Last year, the University’s two best-paid money managers took home $17.5 million and $17.4 million, enough—according to Boston Magazine—to make them the Boston area’s second and third highest-compensated employees, and enough—according to the Chronicle of Higher Education—to make them the highest-paid in academia. And those salaries will jump even higher this year, according to Jack Meyer, president of the Harvard Management Company (HMC), the University’s in-house endowment manager.
Meyer said that although the University has no obligation to report fund managers’ salaries until May, those figures have typically been reported in November or December. The figures will be released later because HMC’s board of directors wanted to review the compensation at its quarterly meeting yesterday, he said.
In response to the rising compensation of HMC investors, seven members of the Class of 1969, whose members are entering their 35th reunion year and will thus be heavily solicited for donations, sent a letter to University President Lawrence H. Summers on Nov. 25, objecting to the size of HMC salaries in light of rising student expenses.
“We consider these issues to be directly related,” the letter says. “If Harvard can afford to pay over $50 million per year to a small number of financial managers, and if it does so because the Endowment has recently experienced excellent growth, it is clear that Harvard can afford to reduce more than $50 million per year from the ever-increasing cost burdens on current students and debt burdens on recent graduates.”
The letter’s signatories—who also sent copies to the officers and reunion co-chairs of their class, Vice President for Alumni Affairs and Development Donella Rapier and Vice President for Government, Community and Public Affairs Alan J. Stone—leverage their financial power in the letter, threatening to curtail their giving to the University unless it reconsiders the issues they raise.
“Unless the University limits payments to financial managers to appropriate levels, stabilizes the costs for current students at the College, and reduces debt burdens on recent graduates, we see no reason why alumni should be asked for gifts,” the letter says.
Over two weeks later, neither Summers nor anyone else at the University has responded to the letter, according to Stone. He said a response would be forthcoming and declined to comment further.
At least one signer said he was upset by the University’s failure to respond thus far.
“I’m also somewhat disappointed that we haven’t received any reply at all in two weeks, not even an acknowledgement that it was received,” David E. Kaiser ’69 said.
It’s The Money
Meyer said the letter failed to account for the improved endowment performance that such large bonuses generate.
“The letter fails to recognize that there is a direct connection between bonuses and value added to Harvard,” he said. “If you don’t pay the $17.5 million bonus, you don’t get the approximately $175 million in value added—so their math is a little perverse.”
But Jeffrey C. Alexander ’69, who is chair of Yale University’s sociology department, said Harvard’s system doesn’t necessarily net better returns.

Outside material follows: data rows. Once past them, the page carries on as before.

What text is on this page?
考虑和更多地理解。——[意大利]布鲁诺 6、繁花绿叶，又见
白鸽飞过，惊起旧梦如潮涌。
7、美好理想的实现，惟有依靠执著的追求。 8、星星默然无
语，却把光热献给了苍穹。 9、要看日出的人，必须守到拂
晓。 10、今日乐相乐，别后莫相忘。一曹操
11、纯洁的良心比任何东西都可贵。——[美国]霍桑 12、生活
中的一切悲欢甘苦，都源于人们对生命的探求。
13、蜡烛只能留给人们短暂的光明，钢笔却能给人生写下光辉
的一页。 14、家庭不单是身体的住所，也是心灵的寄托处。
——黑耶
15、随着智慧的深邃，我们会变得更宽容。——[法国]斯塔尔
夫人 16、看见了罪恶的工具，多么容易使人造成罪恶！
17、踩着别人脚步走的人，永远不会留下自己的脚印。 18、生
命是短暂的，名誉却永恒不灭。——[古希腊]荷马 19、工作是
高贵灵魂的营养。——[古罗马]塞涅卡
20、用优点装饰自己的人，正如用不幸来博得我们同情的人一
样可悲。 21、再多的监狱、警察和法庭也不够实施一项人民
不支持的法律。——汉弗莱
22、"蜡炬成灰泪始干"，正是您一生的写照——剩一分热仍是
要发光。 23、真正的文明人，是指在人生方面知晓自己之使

“I’ve checked with other universities and most of the fund managers believe that Harvard doesn’t get a higher rate of return than the others,” Alexander said.
The crux of the issue is that Harvard is one of only two universities—Duke University is the other—that retains an in-house endowment management firm. As a result, while the managers of other schools’ endowments might also draw large salaries, they are not directly paid by those schools.